London, Nov 3 (IANS) Former Pakistan cricket captain Salman Butt was Thursday jailed for 30 months for ‘orchestrating’ spot-fixing during the fourth Test between Pakistan and England at Lord’s in August last year.
Fast bowler Mohammad Asif was imprisioned for one year and young Mohammad Aamer for six months.
Cricket agent Mazhar Majeed was jailed for two years and eight months by the Southwark Crown Court here Thursday.
While handing down the sentences, Justice Jeremy Cooke said cricket matches would forever be tainted by the scandal.

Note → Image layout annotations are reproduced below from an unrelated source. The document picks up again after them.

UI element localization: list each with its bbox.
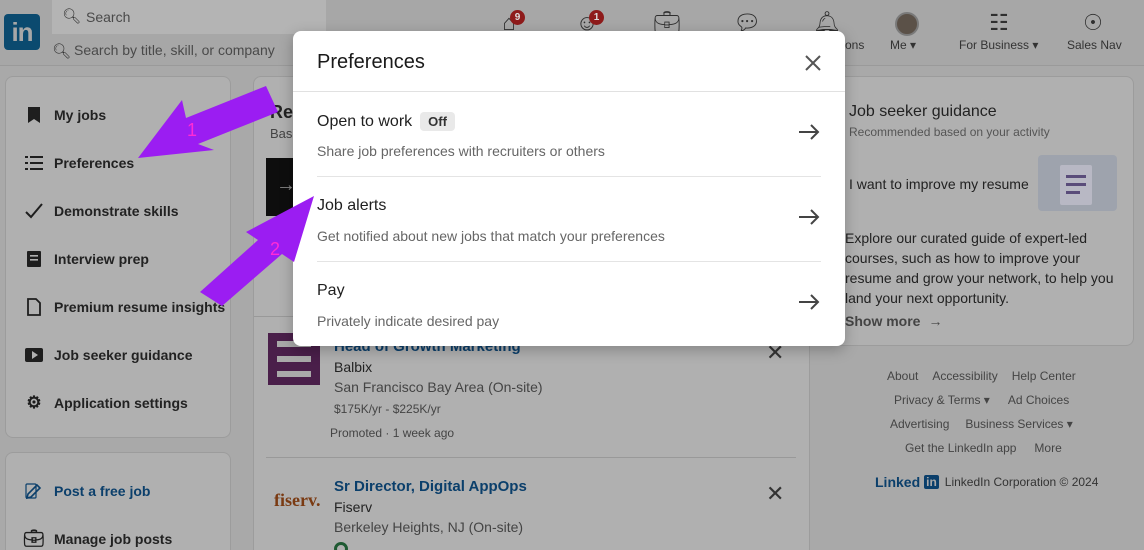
annotation-arrow-2 — [200, 196, 314, 306]
annotation-overlay — [138, 86, 314, 306]
annotation-number-2: 2 — [270, 239, 281, 259]
annotation-number-1: 1 — [187, 120, 198, 140]
annotation-arrow-1 — [138, 86, 278, 158]
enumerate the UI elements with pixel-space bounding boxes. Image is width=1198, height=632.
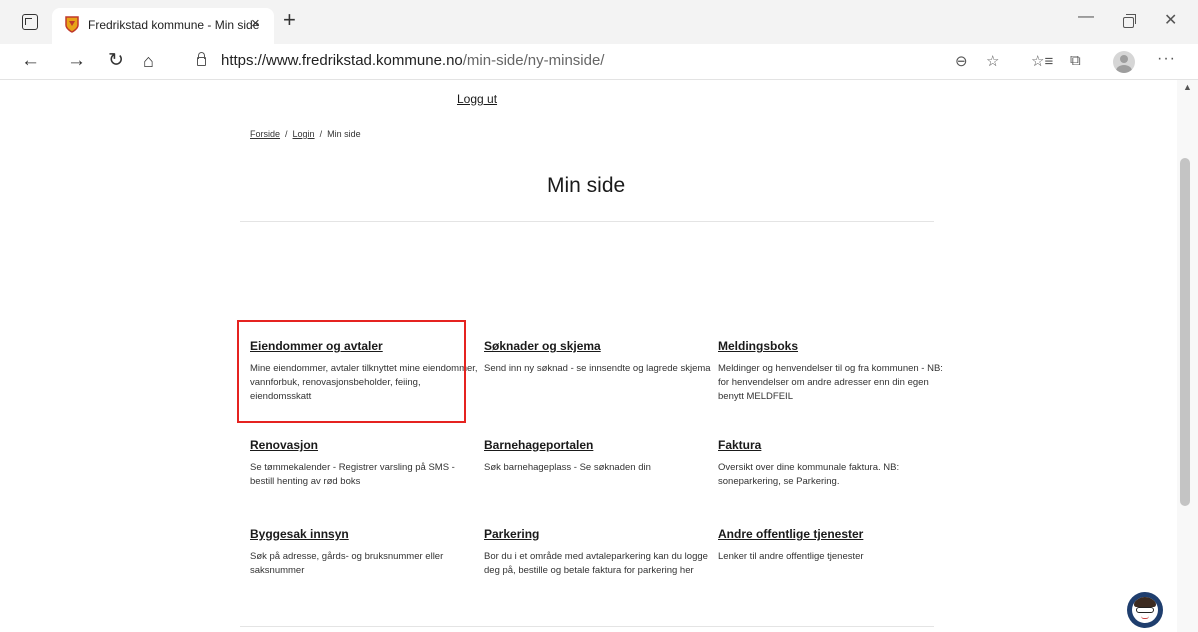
card-title-link[interactable]: Byggesak innsyn <box>250 527 478 541</box>
add-favorite-icon[interactable]: ☆ <box>986 52 999 70</box>
scroll-thumb[interactable] <box>1180 158 1190 506</box>
close-window-icon[interactable]: ✕ <box>1164 10 1177 30</box>
zoom-icon[interactable]: ⊖ <box>955 52 968 70</box>
card-soknader: Søknader og skjema Send inn ny søknad - … <box>484 339 712 376</box>
new-tab-button[interactable]: + <box>283 9 296 31</box>
reload-icon[interactable]: ↻ <box>108 49 124 73</box>
collections-icon[interactable]: ⧉ <box>1070 52 1081 69</box>
forward-icon[interactable]: → <box>67 49 86 73</box>
card-description: Meldinger og henvendelser til og fra kom… <box>718 363 943 402</box>
page-scrollbar[interactable]: ▲ <box>1177 80 1198 632</box>
card-description: Søk barnehageplass - Se søknaden din <box>484 462 651 473</box>
card-title-link[interactable]: Søknader og skjema <box>484 339 712 353</box>
divider <box>240 221 934 222</box>
url-path: /min-side/ny-minside/ <box>462 52 605 69</box>
card-description: Søk på adresse, gårds- og bruksnummer el… <box>250 551 444 576</box>
minimize-window-icon[interactable]: — <box>1078 8 1094 26</box>
more-options-icon[interactable]: ··· <box>1157 50 1176 68</box>
tab-close-icon[interactable]: × <box>251 15 260 32</box>
breadcrumb-login-link[interactable]: Login <box>293 129 315 139</box>
card-description: Lenker til andre offentlige tjenester <box>718 551 864 562</box>
profile-avatar[interactable] <box>1113 51 1135 73</box>
card-byggesak: Byggesak innsyn Søk på adresse, gårds- o… <box>250 527 478 578</box>
fredrikstad-crest-icon <box>65 16 79 33</box>
browser-tab-active[interactable]: Fredrikstad kommune - Min side × <box>52 8 274 44</box>
browser-tab-bar: Fredrikstad kommune - Min side × + — ✕ <box>0 0 1198 44</box>
card-title-link[interactable]: Faktura <box>718 438 946 452</box>
favorites-icon[interactable]: ☆≡ <box>1031 52 1053 70</box>
card-faktura: Faktura Oversikt over dine kommunale fak… <box>718 438 946 489</box>
card-description: Send inn ny søknad - se innsendte og lag… <box>484 363 711 374</box>
chat-avatar-icon <box>1132 597 1158 623</box>
card-title-link[interactable]: Barnehageportalen <box>484 438 712 452</box>
card-meldingsboks: Meldingsboks Meldinger og henvendelser t… <box>718 339 946 404</box>
card-title-link[interactable]: Parkering <box>484 527 712 541</box>
home-icon[interactable]: ⌂ <box>143 49 154 73</box>
restore-window-icon[interactable] <box>1123 14 1136 28</box>
card-title-link[interactable]: Andre offentlige tjenester <box>718 527 946 541</box>
breadcrumb-separator: / <box>285 129 288 139</box>
breadcrumb-home-link[interactable]: Forside <box>250 129 280 139</box>
browser-toolbar: ← → ↻ ⌂ https://www.fredrikstad.kommune.… <box>0 44 1198 80</box>
card-description: Oversikt over dine kommunale faktura. NB… <box>718 462 900 487</box>
breadcrumb-separator: / <box>319 129 323 139</box>
card-renovasjon: Renovasjon Se tømmekalender - Registrer … <box>250 438 478 489</box>
url-host: https://www.fredrikstad.kommune.no <box>221 52 463 69</box>
back-icon[interactable]: ← <box>21 49 40 73</box>
card-parkering: Parkering Bor du i et område med avtalep… <box>484 527 712 578</box>
breadcrumb: Forside / Login / Min side <box>250 129 361 139</box>
card-description: Se tømmekalender - Registrer varsling på… <box>250 462 455 487</box>
page-content: Logg ut Forside / Login / Min side Min side … <box>0 80 1177 632</box>
card-barnehageportalen: Barnehageportalen Søk barnehageplass - S… <box>484 438 712 475</box>
tab-actions-menu-icon[interactable] <box>22 14 38 30</box>
card-andre-tjenester: Andre offentlige tjenester Lenker til an… <box>718 527 946 564</box>
address-bar[interactable]: https://www.fredrikstad.kommune.no/min-s… <box>221 52 604 69</box>
highlight-box <box>237 320 466 423</box>
lock-icon[interactable] <box>197 52 206 66</box>
tab-title: Fredrikstad kommune - Min side <box>88 18 260 32</box>
card-title-link[interactable]: Meldingsboks <box>718 339 946 353</box>
chat-assistant-button[interactable] <box>1127 592 1163 628</box>
breadcrumb-current: Min side <box>327 129 361 139</box>
divider <box>240 626 934 627</box>
card-title-link[interactable]: Renovasjon <box>250 438 478 452</box>
logout-link[interactable]: Logg ut <box>457 92 497 106</box>
card-description: Bor du i et område med avtaleparkering k… <box>484 551 708 576</box>
page-title: Min side <box>547 174 626 197</box>
scroll-up-arrow-icon[interactable]: ▲ <box>1183 82 1192 92</box>
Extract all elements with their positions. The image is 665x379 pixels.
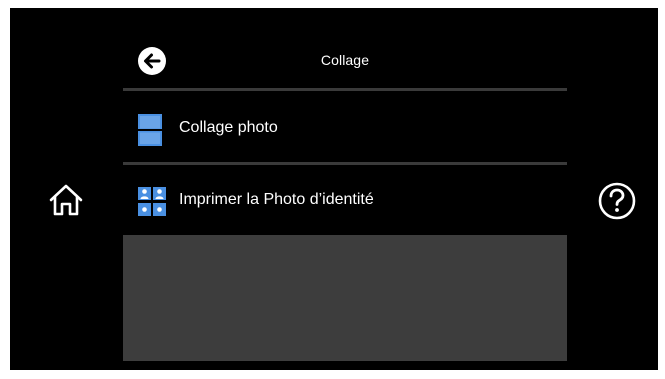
home-button[interactable]: [43, 180, 89, 224]
header: Collage: [123, 38, 567, 94]
help-button[interactable]: [594, 180, 640, 226]
printer-screen: Collage Collage photo Imprimer la Photo …: [10, 8, 658, 370]
help-icon: [597, 181, 637, 226]
header-divider: [123, 88, 567, 91]
home-icon: [48, 183, 84, 222]
id-photo-icon: [137, 186, 167, 220]
menu-item-label: Collage photo: [179, 119, 278, 136]
menu-divider: [123, 162, 567, 165]
menu-item-label: Imprimer la Photo d’identité: [179, 191, 374, 208]
collage-photo-icon: [137, 113, 163, 147]
menu-item-id-photo[interactable]: Imprimer la Photo d’identité: [123, 168, 567, 234]
menu-item-collage-photo[interactable]: Collage photo: [123, 96, 567, 162]
empty-list-area: [123, 235, 567, 361]
page-title: Collage: [320, 52, 370, 68]
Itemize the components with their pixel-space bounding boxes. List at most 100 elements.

”It’s not cricket’ was an adage. It is the insidious effect of your actions on professional cricket and the followers of it that make the offences so serious,’ the judge said.
‘The image and integrity of what was once a game but is now a business is damaged in the eyes of all, including the many youngsters who regarded you as heroes and would have given their eye, teeth to play at the levels and with the skills that you had,’ the judge said.
The judge said all the players would be released on licence half way through their sentences if they behaved.
Before pronouncing the sentences, Justice Cooke said to all three: ‘Your motive was greed, despite the legitimate rewards on offer in salaries and prize money…Offences so serious that only a sentence of improsonment will suffice.’
He sentenced Majeed for 32 months and then turned to Butt.
‘Clear to me that you were orchestrator of this activity,’ he told Butt.
The judge told Butt he will get a ‘harsher sentence’ than other players and that he holds him responsible for ‘corrupting’ Amir.
He also told Butt that he was involved in fixing before the Lord’s Test also but will only punish him for Lord’s Test.
The judge told 19-year-old Aamir that he respects the guilty plea of the youngster. ‘It took courage.’
The three players have all been ordered to pay compensation towards prosecution costs. Butt was ordered to pay pound 30,937, Amir pound 9,389, and Asif pound 8,120.
The spot-fixing came to light through a sting operation conducted by now-defunct News of the World. An undercover reporter of the NOTW paid Majeed pound 150,000 for details of the precise timing of three no-balls, bowled during the fourth Test between Pakistan and England Aug 26.
The sting operation was secretly filmed. Majeed – who represented Amir, Asif and Butt – was seen proposing to arrange for no-balls to be bowled at specific moments in the fourth Test between England and Pakistan at Lord’s in 2010.
Majeed was caught on tape bragging that he had several Pakistan players in his pocket.
After the spot-fixing allegations first surfaced, Butt, Amir and Asif were given lengthy bans by the sport’s governing body, the International Cricket Council (ICC).
An ICC tribunal found them guilty of corruption. Butt received a 10-year ban (five suspended), Asif seven years (two suspended) and Amir five.
The case was pursued by London Metropolitan Police. The investigation was completed in 159 days and after 270 days the Crown court delivered the conviction of the players and the agent Tuesday.